I'm raising my hand. I have sticky scar tissue. Some don't. If you're a non-sticky scar tissue person, get down on your knees and thank Jesus.
Sticky scar tissue is quite pesky as it can adhere to things you don't want it to adhere to and give you bigger problems than what you started with.
(This post is about writing, I promise.)
When the sticky scar tissue happens, a very strong but heartless person must dig around your wound (I have two) and tear apart the scar tissue.
I would rather give birth to a full-grown porcupine, breach!
It hurts.
A lot.
Ice is my friend.
So how is this related to the writing life? Because when you're a writer, everything is related to writing.
I've been, as you know, trying to figure out how an author can give away over 20,000 books, get great reviews, and not sell enough books to cover one month's groceries. A great mystery.
An even greater mystery is what to write next. Commercially speaking, series are golden in the Kindle world. Can I come up with one series idea that makes my heart pitter-patter? Of course not!
I have five great stand-alone ideas. Ugh.
And then I read this:
Listen up: Do not keep the marketplace in your head while you are in a creative mode. Writing with the marketplace in mind is no way to write. Learn your craft, write lots, and when you are ready, the marketplace will be ready.-Barbara DeMarco-Barrett, Pen on Fire
She's talking to students, but this is what I needed to hear. My audience will find me. They will. And until they do, I must keep writing better and better books. Stories that are dangerous and embracing at the same time. I can do it!
Here's the tie-in with the scar tissue: Shifting from marketplace thinking to storytelling thinking, which aren't mutual exclusive, I know, but I've gotten out of kilter, putting more emphasis on the marketplace than creativity. And fun. And so, it's time to break up, tear, scrape (all words used in the process of scar tissue taming) away the paralyzing hold that market-driven writing has on me.
It's gonna hurt. But I'll be better storyteller in the end.
We do not have to talk about scar tissue, but we should discuss what motivates us to write. Is it the marketplace? Many authors have made handsome livings doing this. Think Nora Roberts and Danielle Steele. Is it notoriety? You might do better running down Main Street naked. Is it validation? Is it ministry, a calling? Can our calling to write change? Do you ever attend a writers' conference to behold a sea of eager would-be authors and wonder if they aren't all a bit delusional?
7 comments:
Oh! Ouch! So sorry about that mean old scar tissue. Praying you heal up quickly and unsticky.
I really don't think I'm a good one to write "to the market". I've got a bit of a don't-tell-me-what-to-write attitude. I'll write what is on my heart, what seems to whisper around in my head when I'm trying to sleep. And, if my mom is the only one buying it, then, okay. At least I got it out of me.

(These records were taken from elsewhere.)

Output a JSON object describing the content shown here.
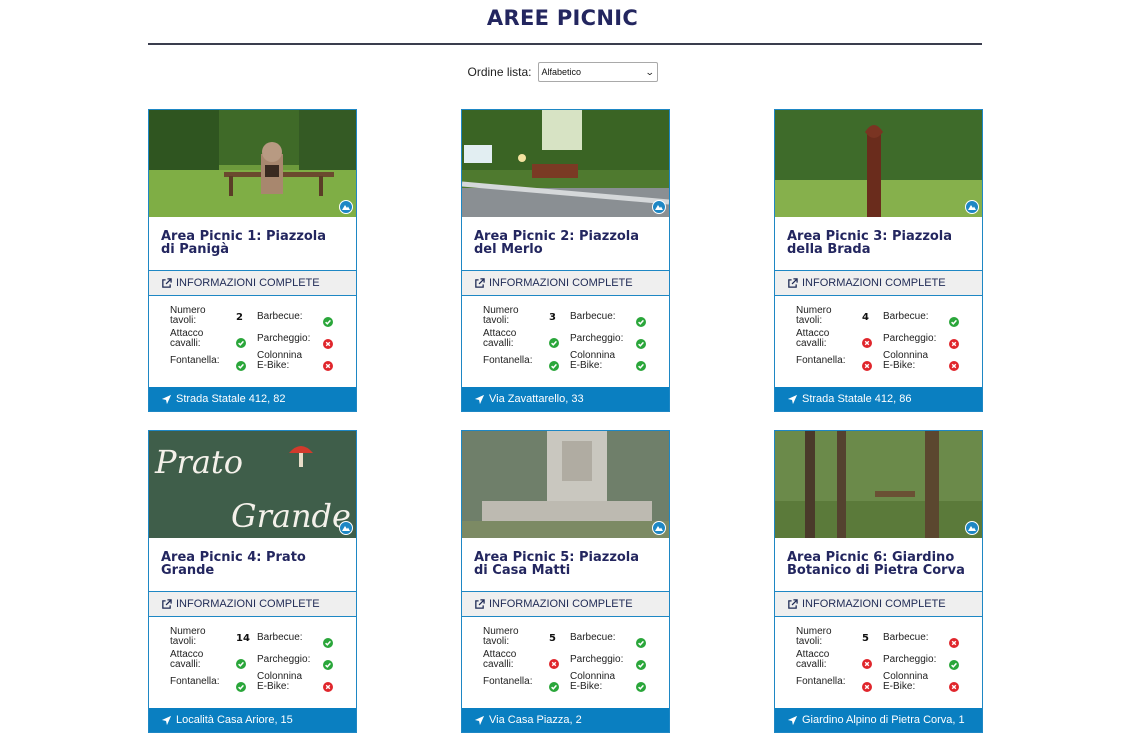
{
  "page": {
    "title": "AREE PICNIC"
  },
  "sort": {
    "label": "Ordine lista:",
    "selected": "Alfabetico"
  },
  "colors": {
    "accent": "#1e87c4",
    "address_bar": "#0a7fc1",
    "title": "#23265f",
    "ok": "#2aa63a",
    "no": "#e0262c"
  },
  "labels": {
    "tables": "Numero tavoli:",
    "horses": "Attacco cavalli:",
    "fountain": "Fontanella:",
    "barbecue": "Barbecue:",
    "parking": "Parcheggio:",
    "ebike": "Colonnina E-Bike:"
  },
  "cards": [
    {
      "title": "Area Picnic 1: Piazzola di Panigà",
      "info_label": "INFORMAZIONI COMPLETE",
      "tables": "2",
      "horses": "check-icon",
      "fountain": "check-icon",
      "barbecue": "check-icon",
      "parking": "cross-icon",
      "ebike": "cross-icon",
      "address": "Strada Statale 412, 82"
    },
    {
      "title": "Area Picnic 2: Piazzola del Merlo",
      "info_label": "INFORMAZIONI COMPLETE",
      "tables": "3",
      "horses": "check-icon",
      "fountain": "check-icon",
      "barbecue": "check-icon",
      "parking": "check-icon",
      "ebike": "check-icon",
      "address": "Via Zavattarello, 33"
    },
    {
      "title": "Area Picnic 3: Piazzola della Brada",
      "info_label": "INFORMAZIONI COMPLETE",
      "tables": "4",
      "horses": "cross-icon",
      "fountain": "cross-icon",
      "barbecue": "check-icon",
      "parking": "cross-icon",
      "ebike": "cross-icon",
      "address": "Strada Statale 412, 86"
    },
    {
      "title": "Area Picnic 4: Prato Grande",
      "info_label": "INFORMAZIONI COMPLETE",
      "tables": "14",
      "horses": "check-icon",
      "fountain": "check-icon",
      "barbecue": "check-icon",
      "parking": "check-icon",
      "ebike": "cross-icon",
      "address": "Località Casa Ariore, 15"
    },
    {
      "title": "Area Picnic 5: Piazzola di Casa Matti",
      "info_label": "INFORMAZIONI COMPLETE",
      "tables": "5",
      "horses": "cross-icon",
      "fountain": "check-icon",
      "barbecue": "check-icon",
      "parking": "check-icon",
      "ebike": "check-icon",
      "address": "Via Casa Piazza, 2"
    },
    {
      "title": "Area Picnic 6: Giardino Botanico di Pietra Corva",
      "info_label": "INFORMAZIONI COMPLETE",
      "tables": "5",
      "horses": "cross-icon",
      "fountain": "cross-icon",
      "barbecue": "cross-icon",
      "parking": "check-icon",
      "ebike": "cross-icon",
      "address": "Giardino Alpino di Pietra Corva, 1"
    }
  ]
}
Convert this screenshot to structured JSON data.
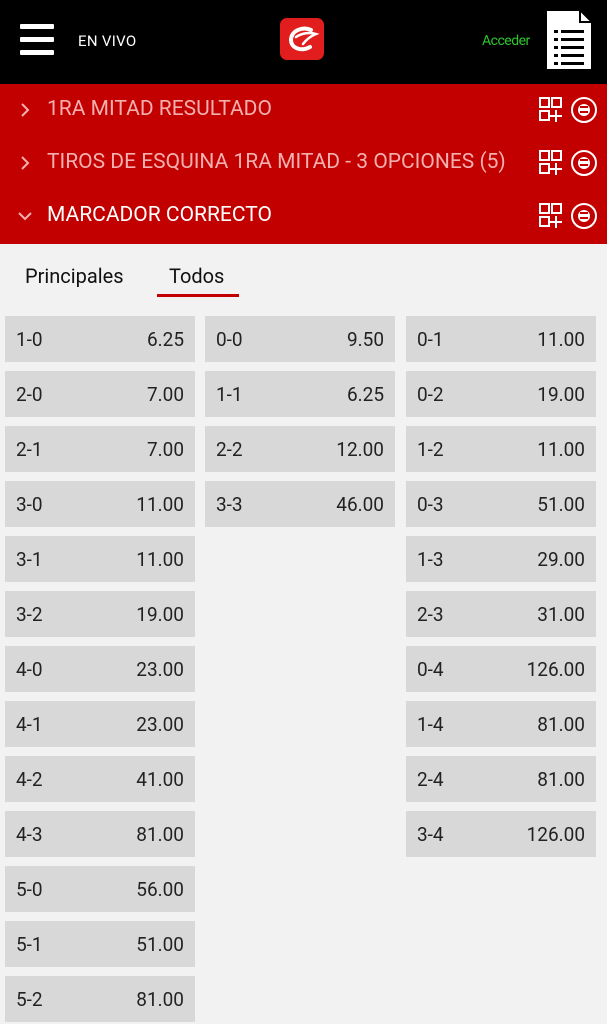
{
  "header": {
    "live_label": "EN VIVO",
    "login_label": "Acceder",
    "accent_color": "#c20000",
    "login_color": "#2ec52e",
    "icons": [
      "menu-icon",
      "brand-logo-icon",
      "betslip-document-icon"
    ]
  },
  "markets": [
    {
      "title": "1RA MITAD RESULTADO",
      "expanded": false
    },
    {
      "title": "TIROS DE ESQUINA 1RA MITAD - 3 OPCIONES (5)",
      "expanded": false
    },
    {
      "title": "MARCADOR CORRECTO",
      "expanded": true
    }
  ],
  "market_icons": [
    "add-grid-icon",
    "cash-refresh-icon"
  ],
  "tabs": [
    {
      "label": "Principales",
      "active": false
    },
    {
      "label": "Todos",
      "active": true
    }
  ],
  "columns": [
    [
      {
        "score": "1-0",
        "odds": "6.25"
      },
      {
        "score": "2-0",
        "odds": "7.00"
      },
      {
        "score": "2-1",
        "odds": "7.00"
      },
      {
        "score": "3-0",
        "odds": "11.00"
      },
      {
        "score": "3-1",
        "odds": "11.00"
      },
      {
        "score": "3-2",
        "odds": "19.00"
      },
      {
        "score": "4-0",
        "odds": "23.00"
      },
      {
        "score": "4-1",
        "odds": "23.00"
      },
      {
        "score": "4-2",
        "odds": "41.00"
      },
      {
        "score": "4-3",
        "odds": "81.00"
      },
      {
        "score": "5-0",
        "odds": "56.00"
      },
      {
        "score": "5-1",
        "odds": "51.00"
      },
      {
        "score": "5-2",
        "odds": "81.00"
      }
    ],
    [
      {
        "score": "0-0",
        "odds": "9.50"
      },
      {
        "score": "1-1",
        "odds": "6.25"
      },
      {
        "score": "2-2",
        "odds": "12.00"
      },
      {
        "score": "3-3",
        "odds": "46.00"
      }
    ],
    [
      {
        "score": "0-1",
        "odds": "11.00"
      },
      {
        "score": "0-2",
        "odds": "19.00"
      },
      {
        "score": "1-2",
        "odds": "11.00"
      },
      {
        "score": "0-3",
        "odds": "51.00"
      },
      {
        "score": "1-3",
        "odds": "29.00"
      },
      {
        "score": "2-3",
        "odds": "31.00"
      },
      {
        "score": "0-4",
        "odds": "126.00"
      },
      {
        "score": "1-4",
        "odds": "81.00"
      },
      {
        "score": "2-4",
        "odds": "81.00"
      },
      {
        "score": "3-4",
        "odds": "126.00"
      }
    ]
  ]
}
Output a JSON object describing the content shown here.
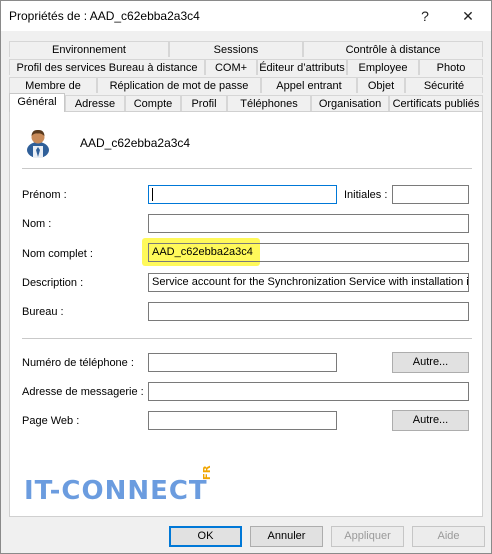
{
  "window": {
    "title": "Propriétés de : AAD_c62ebba2a3c4",
    "help_glyph": "?",
    "close_glyph": "✕"
  },
  "tabs": {
    "row1": [
      "Environnement",
      "Sessions",
      "Contrôle à distance"
    ],
    "row2": [
      "Profil des services Bureau à distance",
      "COM+",
      "Éditeur d’attributs",
      "Employee",
      "Photo"
    ],
    "row3": [
      "Membre de",
      "Réplication de mot de passe",
      "Appel entrant",
      "Objet",
      "Sécurité"
    ],
    "row4": [
      "Général",
      "Adresse",
      "Compte",
      "Profil",
      "Téléphones",
      "Organisation",
      "Certificats publiés"
    ],
    "active": "Général"
  },
  "general": {
    "display_name": "AAD_c62ebba2a3c4",
    "fields": {
      "prenom": {
        "label": "Prénom :",
        "value": ""
      },
      "initiales": {
        "label": "Initiales :",
        "value": ""
      },
      "nom": {
        "label": "Nom :",
        "value": ""
      },
      "nom_complet": {
        "label": "Nom complet :",
        "value": "AAD_c62ebba2a3c4"
      },
      "description": {
        "label": "Description :",
        "value": "Service account for the Synchronization Service with installation ide"
      },
      "bureau": {
        "label": "Bureau :",
        "value": ""
      },
      "telephone": {
        "label": "Numéro de téléphone :",
        "value": "",
        "button": "Autre..."
      },
      "email": {
        "label": "Adresse de messagerie :",
        "value": ""
      },
      "web": {
        "label": "Page Web :",
        "value": "",
        "button": "Autre..."
      }
    }
  },
  "watermark": {
    "text": "IT-CONNECT",
    "suffix": "FR",
    "color": "#3a7bd5",
    "accent": "#f0a500"
  },
  "footer": {
    "ok": "OK",
    "cancel": "Annuler",
    "apply": "Appliquer",
    "help": "Aide"
  },
  "colors": {
    "highlight": "#fff95a",
    "focus_border": "#0078d7"
  }
}
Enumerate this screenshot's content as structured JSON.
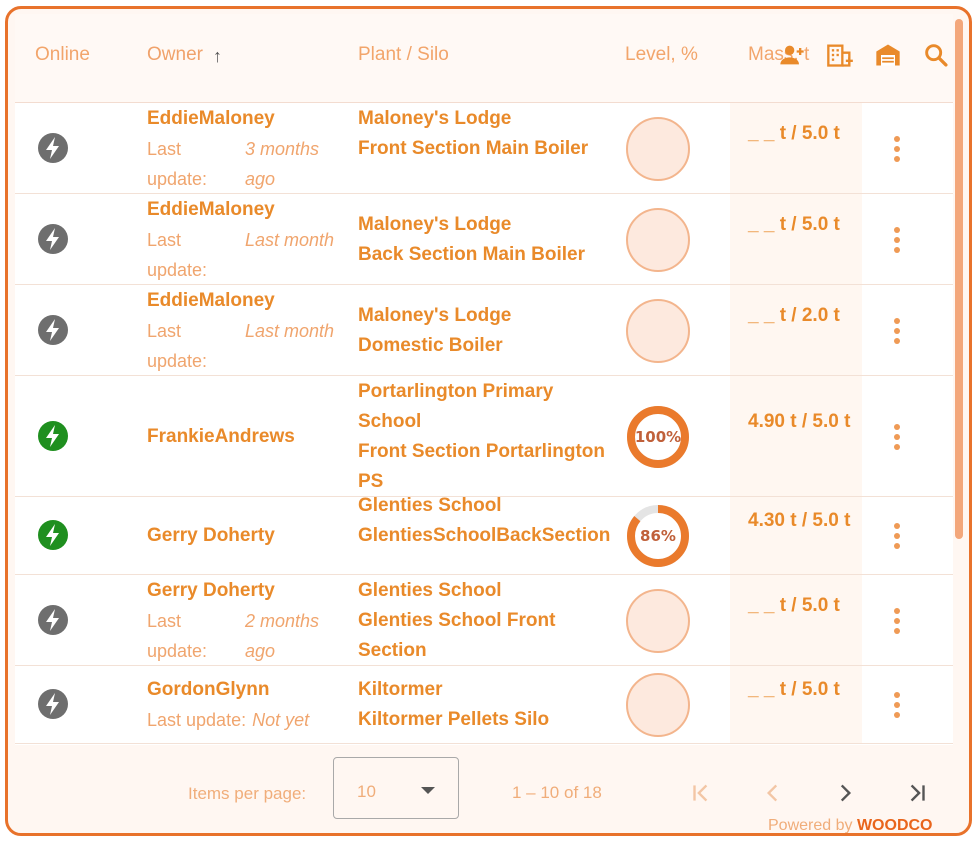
{
  "header": {
    "online": "Online",
    "owner": "Owner",
    "sort_arrow": "↑",
    "plant": "Plant / Silo",
    "level": "Level, %",
    "mass": "Mass, t"
  },
  "toolbar": {
    "icons": [
      "add-user-icon",
      "add-building-icon",
      "warehouse-icon",
      "search-icon"
    ]
  },
  "colors": {
    "accent": "#e98a2a",
    "border": "#e8722b",
    "online": "#1f8f1f",
    "offline": "#6e6e6e",
    "gauge_empty": "#fde9de",
    "gauge_fill": "#ea7a2c"
  },
  "rows": [
    {
      "online": false,
      "owner": "EddieMaloney",
      "update_label": "Last update:",
      "update_value": "3 months ago",
      "plant": "Maloney's Lodge",
      "silo": "Front Section Main Boiler",
      "level": null,
      "level_text": "",
      "mass": "_ _ t / 5.0 t"
    },
    {
      "online": false,
      "owner": "EddieMaloney",
      "update_label": "Last update:",
      "update_value": "Last month",
      "plant": "Maloney's Lodge",
      "silo": "Back Section Main Boiler",
      "level": null,
      "level_text": "",
      "mass": "_ _ t / 5.0 t"
    },
    {
      "online": false,
      "owner": "EddieMaloney",
      "update_label": "Last update:",
      "update_value": "Last month",
      "plant": "Maloney's Lodge",
      "silo": "Domestic Boiler",
      "level": null,
      "level_text": "",
      "mass": "_ _ t / 2.0 t"
    },
    {
      "online": true,
      "owner": "FrankieAndrews",
      "update_label": "",
      "update_value": "",
      "plant": "Portarlington Primary School",
      "silo": "Front Section Portarlington PS",
      "level": 100,
      "level_text": "100%",
      "mass": "4.90 t / 5.0 t"
    },
    {
      "online": true,
      "owner": "Gerry Doherty",
      "update_label": "",
      "update_value": "",
      "plant": "Glenties School",
      "silo": "GlentiesSchoolBackSection",
      "level": 86,
      "level_text": "86%",
      "mass": "4.30 t / 5.0 t"
    },
    {
      "online": false,
      "owner": "Gerry Doherty",
      "update_label": "Last update:",
      "update_value": "2 months ago",
      "plant": "Glenties School",
      "silo": "Glenties School Front Section",
      "level": null,
      "level_text": "",
      "mass": "_ _ t / 5.0 t"
    },
    {
      "online": false,
      "owner": "GordonGlynn",
      "update_label": "Last update:",
      "update_value": "Not yet",
      "plant": "Kiltormer",
      "silo": "Kiltormer Pellets Silo",
      "level": null,
      "level_text": "",
      "mass": "_ _ t / 5.0 t"
    }
  ],
  "footer": {
    "items_per_page_label": "Items per page:",
    "items_per_page_value": "10",
    "range": "1 – 10 of 18",
    "powered_prefix": "Powered by",
    "powered_brand": "WOODCO"
  }
}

Writing to market would make me lose my mind.
And, of course we're all a bit delusional. That's what makes us good at what we do.
Yes, that's the ticket. Write your heart and let your audience find you. I hate the question, "who is your audience?" How do I know? I just haven't met them yet. But I know they are out there. Marketing should be the part where we put up the road sign, leave a candle in the window and remove the bushel from this little light of mine. "Hide it under a bushel? No!" My writing is articulated best by John Fischer, "I'm just one old hungry beggar, telling you where I've found bread." You need my bread? You liked the piece I shared? You are my audience.
I cannot say it better than Susie and Cherry did.
Patti, your marketing experience is not wasted! You have learned many things other than, don't think of marketing while being creative. And you have passed them on to us! Thank you, Bless you!
I agree with Barbara DeMarco-Barrett, and the others who have commented here. I just can't make myself write to the market. Like you, I've considered a series, but nothing comes to mind. I see what sells well in CBA, and I just can't write it. I'd rather be true to myself as a writer and not sell well, than write for the market and be embarrassed about it. And I would be. I believe there's a huge audience out there for what we write, as we've discussed before. I don't know how to find them ... yet. But I keep trying.
A series? I dunno. Maybe. Maybe not.
Writing for the market is a term that confuses me. When I go to the bookstore, I find oodles of titles that appeal to me and that, I think, fall into the same categories as what I write. Is that writing for the market? Or is that the market finding these writers?
I've written all kinds of novels (not that you can tell by visiting Amazon, but I have) and the one I'm writing now is nothing like the others yet it is very much organic to me, just like the others.
Can I be super honest? Poke me with a pin honest? It's taken me awhile to learn to write truthfully after I left the CBA. For me, trying to write for the market meant trying to take the stories I have inside of me and spin them into testimony or parables. Writing for that market was, for me, impossible. Learning to write my absolute truest story is taking time, but I'm having a blast.
Just stopping after a 7-hour road trip. Almost home. Just another plane trip and 4-hour road trip. Ugh.
But I wanted to thank you all for your tender and thoughtful responses. Thank you so much.
I hear you, Patti. What a crazy time to be a writer-- all dressed up and nowhere to go.